Binds pro-myostatin and latent myostatin, blocking the proteolytic activation that releases mature, active myostatin. Lowering active myostatin disinhibits muscle growth via the ActRIIB/Smad pathway.
Behind every vial of Apitegromab is the same exacting pipeline every research peptide runs — but the chemistry plays out differently for this molecule. Here is how Apitegromab, specifically, is brought into being.
On paper, Apitegromab weighs in at roughly 150,000 daltons. Before a single bond is made, the target sequence, salt form, and purity threshold are written down as the contract the finished material must meet.
Apitegromab is assembled by solid-phase peptide synthesis — the chain grows one protected residue at a time on resin, and what you fail to build cleanly here you pay to remove later.
The crude mixture — Apitegromab plus its deletions and side products — is then separated on preparative HPLC, and where the cut is taken decides the difference between a genuinely pure peptide and a barely-passable one.
A real batch of Apitegromab proves itself: identity confirmed by mass spectrometry against its ~150,000 Da, purity read directly off an analytical HPLC trace, water and counterion content measured. That batch-specific certificate of analysis is the only honest way to know what is actually in a vial of Apitegromab — and a short, cold, accountable chain of custody is how that purity survives the trip to your bench.
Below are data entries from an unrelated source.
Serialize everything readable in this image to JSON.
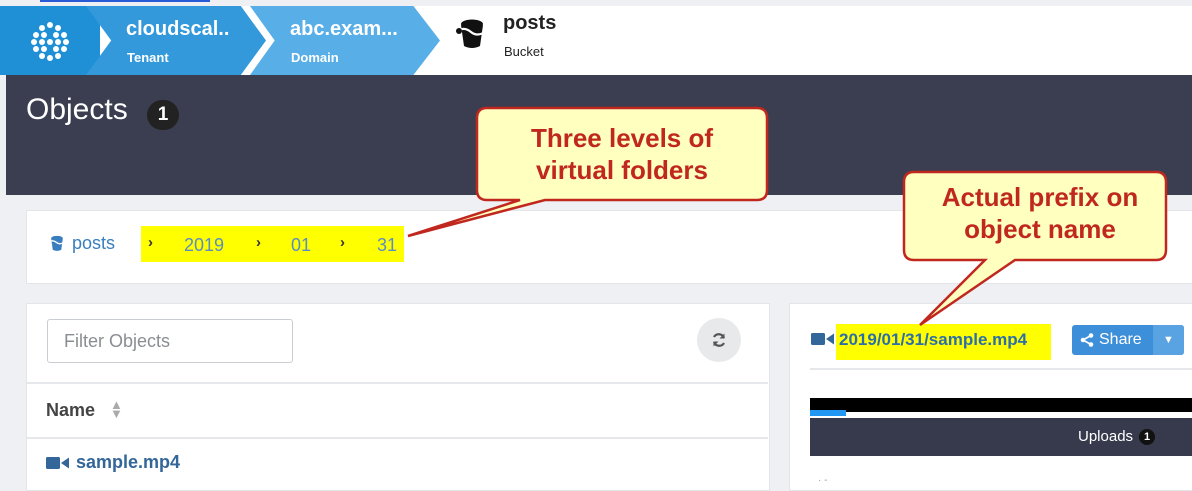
{
  "breadcrumb": {
    "tenant": {
      "title": "cloudscal..",
      "sub": "Tenant"
    },
    "domain": {
      "title": "abc.exam...",
      "sub": "Domain"
    },
    "bucket": {
      "title": "posts",
      "sub": "Bucket"
    }
  },
  "header": {
    "title": "Objects",
    "count": "1"
  },
  "path": {
    "root": "posts",
    "segments": [
      "2019",
      "01",
      "31"
    ]
  },
  "filter": {
    "placeholder": "Filter Objects"
  },
  "table": {
    "column": "Name",
    "rows": [
      {
        "name": "sample.mp4"
      }
    ]
  },
  "detail": {
    "object_name": "2019/01/31/sample.mp4",
    "share_label": "Share",
    "uploads_label": "Uploads",
    "uploads_count": "1"
  },
  "callouts": {
    "folders": "Three levels of virtual folders",
    "prefix": "Actual prefix on object name"
  },
  "colors": {
    "highlight": "#ffff00",
    "callout_fill": "#ffffc0",
    "callout_text": "#c0281f",
    "accent": "#3d8fd9"
  },
  "icons": [
    "logo-icon",
    "bucket-icon",
    "video-icon",
    "refresh-icon",
    "share-icon",
    "sort-icon",
    "chevron-right-icon",
    "caret-down-icon"
  ]
}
Apitegromab is a recombinant monoclonal antibody (~150 kDa) produced in mammalian cell culture — the most complex biologic class in this catalog, far removed from solid-phase peptide synthesis. Characterization is antibody-grade: glycan and charge-variant profiling, identity by mass spectrometry, and target-binding/cell-based potency, with host-cell-protein and endotoxin limits.
Don't judge a vial by its cake. A fluffy, good-looking lyophilized powder reflects bulking agents and freeze-drying parameters — not purity. Insist on a batch-specific certificate of analysis.
Recent clinical trials and publications mentioning Apitegromab, pulled automatically from ClinicalTrials.gov and PubMed and refreshed daily. Listings are unfiltered search results, not curated endorsements.
A monoclonal antibody that selectively blocks the precursor forms of myostatin, the growth factor that limits muscle. It is studied in spinal muscular atrophy and, in combination with GLP-1/GIP drugs, to preserve muscle during weight loss.
Apitegromab targets pro- and latent (inactive) myostatin before it is activated, rather than the mature protein — a selectivity intended to avoid hitting related factors and improve tolerability.
No — this is a research and educational reference. Apitegromab is an investigational antibody, not an approved drug.